Gwiazdkowe spotkanie

...czyli znowu gościłyśmy u Zuzi :)
Tym razem gospodyni przeszła samą siebie w tworzeniu wspaniałego nastroju. Była i choinka, i światełka, i przygotowane wcześniej pierniczki...



 ...a aranżacja stołu zapierała dech!


Dziewczęta stanęły na wysokości zadania i nagotowały i napiekły tyle pyszności, że starczyłoby chyba dla pułku wojska :)
Zaczęłyśmy - troszkę z innej beczki - od oglądania prac Jasia - Tim Holtz może się schować!

Potem był czas na ploteczki, na wspomnienia poprzednich "kołowych" Gwiazdek, na podziwianie pięknego mieszkania Zuzi i na naprawdę rozgrzewające grzane winko :)


 W powietrzu unosił się zapach goździków, cynamonu i mandarynek oraz rozlegały nasze chichoty :)


Aż wreszcie nadszedł czas na to, na co wszyscy czekali - na prezenty!
W rolę śnieżynki wcieliła się Zuzia, która sprawnie porozdawała co komu się należało :) Potem należało już tylko rozpakowywać, wydawać okrzyki zachwytu i zaglądać, co dostała koleżanka obok :)

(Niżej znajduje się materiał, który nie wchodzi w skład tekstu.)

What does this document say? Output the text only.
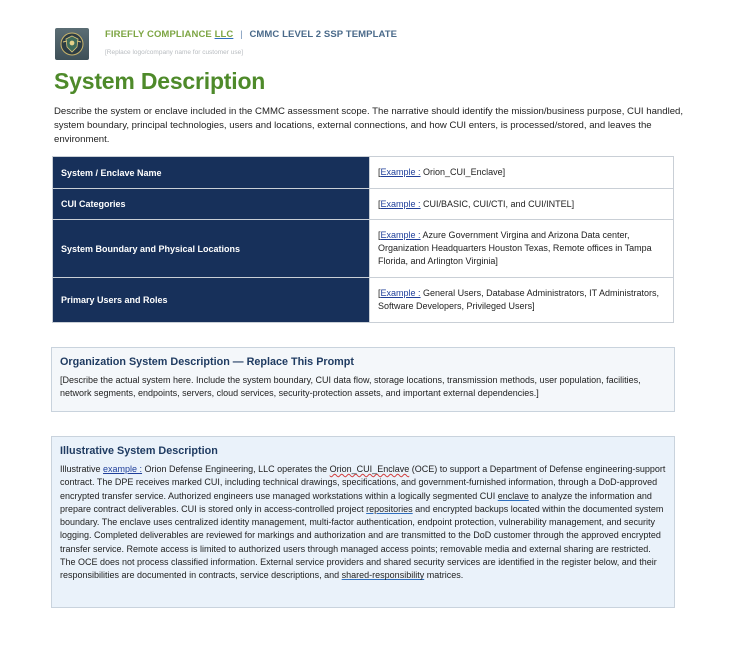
FIREFLY COMPLIANCE LLC | CMMC LEVEL 2 SSP TEMPLATE
[Replace logo/company name for customer use]
System Description
Describe the system or enclave included in the CMMC assessment scope. The narrative should identify the mission/business purpose, CUI handled, system boundary, principal technologies, users and locations, external connections, and how CUI enters, is processed/stored, and leaves the environment.
System / Enclave Name	[Example : Orion_CUI_Enclave]
CUI Categories	[Example : CUI/BASIC, CUI/CTI, and CUI/INTEL]
System Boundary and Physical Locations	[Example : Azure Government Virgina and Arizona Data center, Organization Headquarters Houston Texas, Remote offices in Tampa Florida, and Arlington Virginia]
Primary Users and Roles	[Example : General Users, Database Administrators, IT Administrators, Software Developers, Privileged Users]
Organization System Description — Replace This Prompt

[Describe the actual system here. Include the system boundary, CUI data flow, storage locations, transmission methods, user population, facilities, network segments, endpoints, servers, cloud services, security-protection assets, and important external dependencies.]

Illustrative System Description

Illustrative example : Orion Defense Engineering, LLC operates the Orion_CUI_Enclave (OCE) to support a Department of Defense engineering-support contract. The DPE receives marked CUI, including technical drawings, specifications, and government-furnished information, through a DoD-approved encrypted transfer service. Authorized engineers use managed workstations within a logically segmented CUI enclave to analyze the information and prepare contract deliverables. CUI is stored only in access-controlled project repositories and encrypted backups located within the documented system boundary. The enclave uses centralized identity management, multi-factor authentication, endpoint protection, vulnerability management, and security logging. Completed deliverables are reviewed for markings and authorization and are transmitted to the DoD customer through the approved encrypted transfer service. Remote access is limited to authorized users through managed access points; removable media and external sharing are restricted. The OCE does not process classified information. External service providers and shared security services are identified in the register below, and their responsibilities are documented in contracts, service descriptions, and shared-responsibility matrices.
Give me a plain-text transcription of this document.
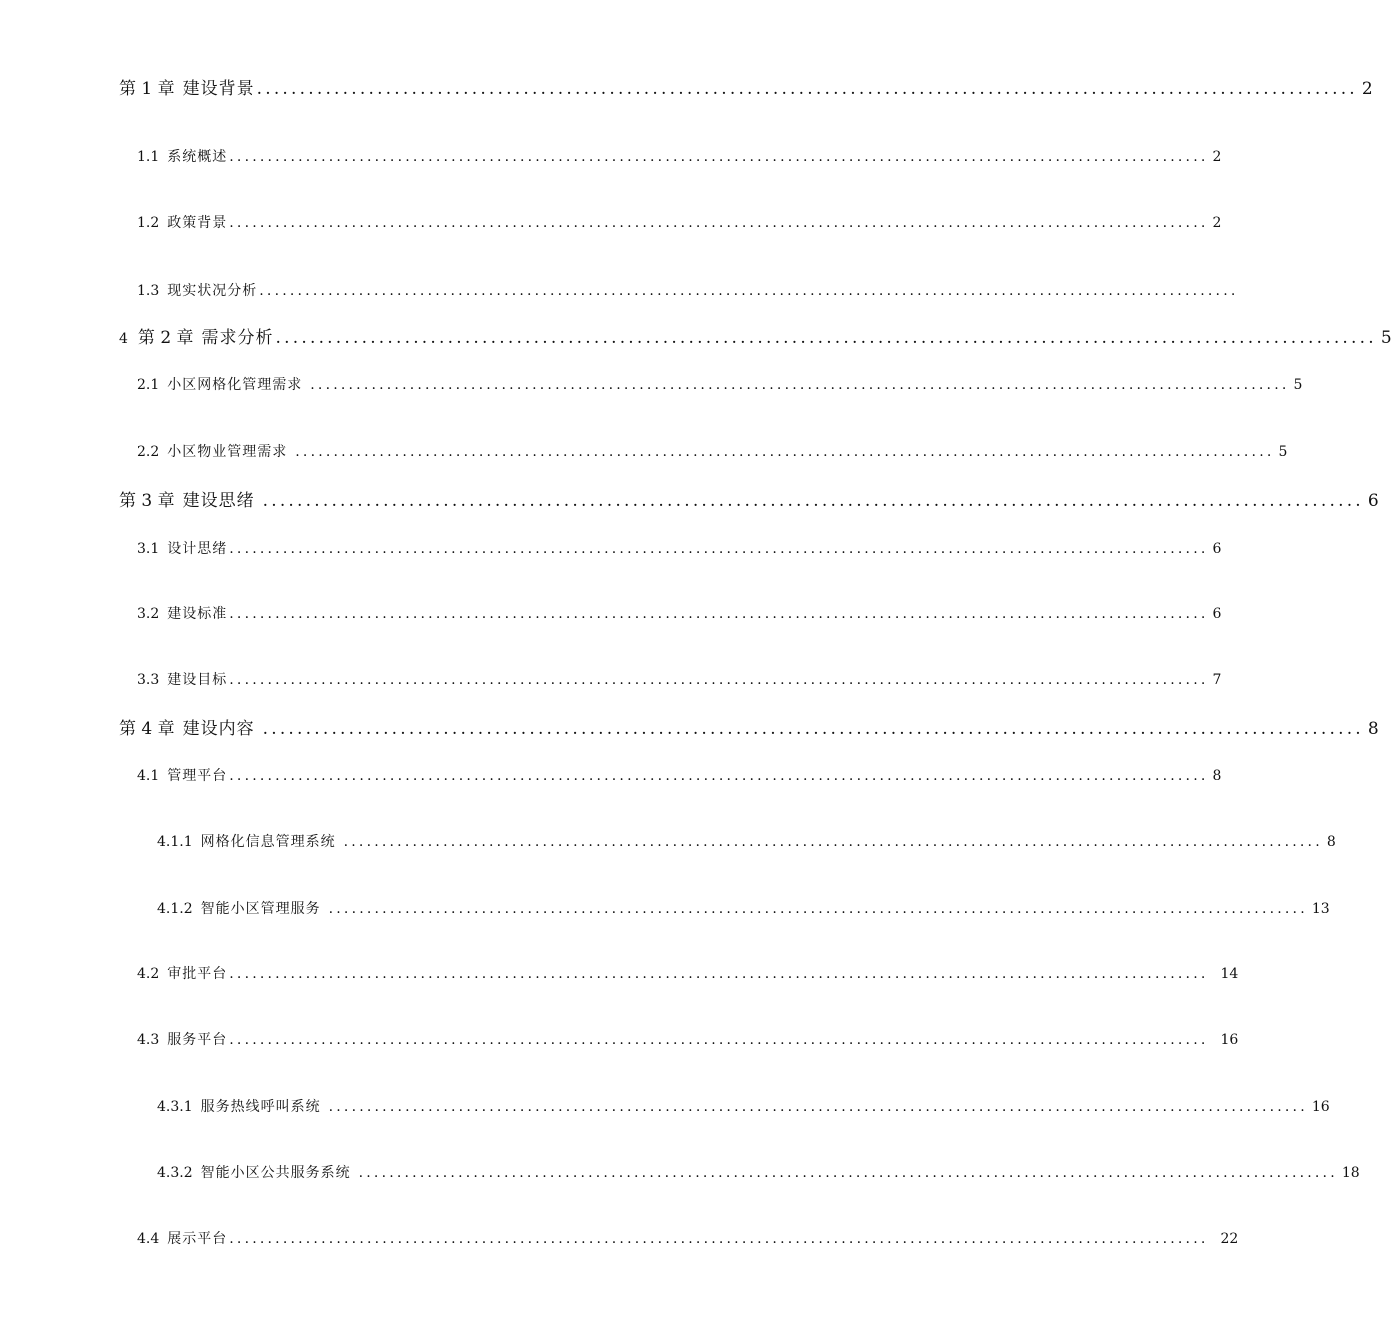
第 1 章 建设背景 ................................................................................................................................ 2
1.1 系统概述 ................................................................................................................................ 2
1.2 政策背景 ................................................................................................................................ 2
1.3 现实状况分析 ................................................................................................................................
4 第 2 章 需求分析 ................................................................................................................................ 5
2.1 小区网格化管理需求 ................................................................................................................................ 5
2.2 小区物业管理需求 ................................................................................................................................ 5
第 3 章 建设思绪 ................................................................................................................................ 6
3.1 设计思绪 ................................................................................................................................ 6
3.2 建设标准 ................................................................................................................................ 6
3.3 建设目标 ................................................................................................................................ 7
第 4 章 建设内容 ................................................................................................................................ 8
4.1 管理平台 ................................................................................................................................ 8
4.1.1 网格化信息管理系统 ................................................................................................................................ 8
4.1.2 智能小区管理服务 ................................................................................................................................ 13
4.2 审批平台 ................................................................................................................................ 14
4.3 服务平台 ................................................................................................................................ 16
4.3.1 服务热线呼叫系统 ................................................................................................................................ 16
4.3.2 智能小区公共服务系统 ................................................................................................................................ 18
4.4 展示平台 ................................................................................................................................ 22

Ami przygotowała dla wszystkich prezent-niespodziankę - cudne świąteczne świeczniki (jeden widać na zdjęciu poniżej).
Jak zwykle trzeba było wszystkie prezenty dokładnie obejrzeć, "pomacać", ponapawać się tymi ofiarowanymi i tymi otrzymanymi, a potem - zrobić im krótką sesję zdjęciową :)



Bawiłam się wspaniale. W ten zimny wieczór w ponurym, jesiennym dniu ogrzałam się - dosłownie i w przenośni - w cieple świec i przyjaznej atmosfery.
Dziękuję Wam, Gospodynie :)

2 komentarze:

Marlene pisze...

To było wspaniałe spotkanie w gronie niezwykłych Gospodyń:) Dziękuję! Do zobaczenia wkrótce.

Aka pisze...

Cudna relacja, podobnie jak i atmosfera :) Bardzo się cieszę, że mogłam być na moim pierwszym takim mikołajkowo-andrzejkowym spotkaniu z Wami :)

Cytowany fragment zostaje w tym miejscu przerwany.